Published on Clinamen (http://locus.cwrl.utexas.edu/jbrown)

Pajamahadeen

By Jim Brown
Created Jan 31 2008 - 10:52am

This is a term I learned recently: Pajamahadeen. Wikipedia [1] gives a cursory explanation, and they have some good links. Apparently the American Dialect Society voted it the most creative word of 2004 - I am way behind on this.

This word is going to play into a chapter I'm beginning to write on how Wikipedia (or, maybe, any electronic text) deals with agency and responsibility. Terms like pajamahadeen attempt to provide an image of the blogger/Wikipedian/internet troll under one neat umbrella. As former CBS News executive vice president put it:

"You couldn't have a starker contrast between the multiple layers of check and balances (at CBS), and a guy sitting in his living room in his pajamas writing."

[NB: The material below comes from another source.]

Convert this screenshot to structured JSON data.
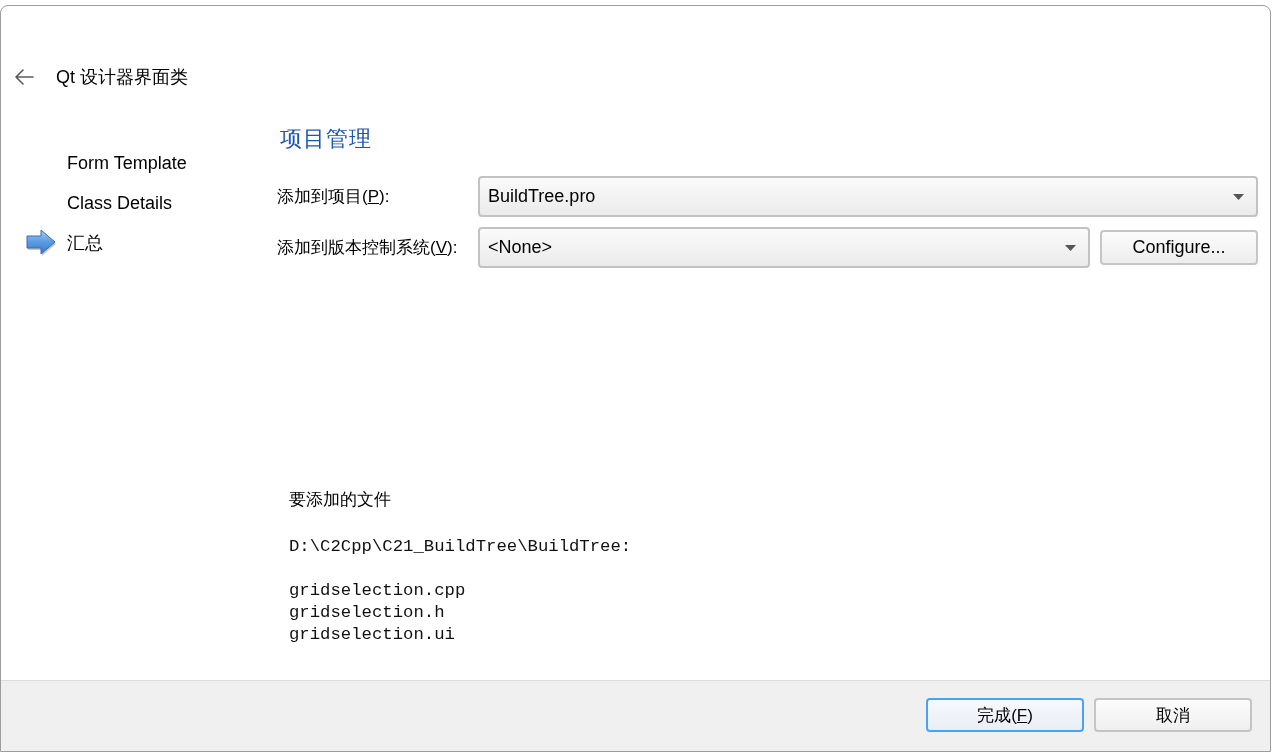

Bloggers (mockingly, of course) took this and ran with it, creating the term pajamahadeen. Still, it is this circulating image of "a guy sitting in his living room in his pajamas writing" that I'm most interested in. Wal-Mart employees [2] have edited the Wal-Mart Wikipedia article, and their not the only ones. Wikiscanner - a tool that traces IP addresses on Wikipedia edits - has shown us that it's not just the pajamahadeen editing Wikipedia (or blogging). This should be evidence enough that the blogosphere and Wikipedia are not controlled by the pajamahadeen.

But the image of "pajama guy/girl" continues to circulate, and its a way of bringing the complex process of digital composition under control. And it's not just Wal-Mart whitewashing that makes the pajama image a myth. Even the guy/girl in his/her pajamas is part of a complex Web of texts. S/he pulls together links, images, audio, and video in a messy process of composition. So, tracing the origins of a blog post [3] are extremely difficult. In the face of complexity, we have created a scapegoat - the pajamahadeen.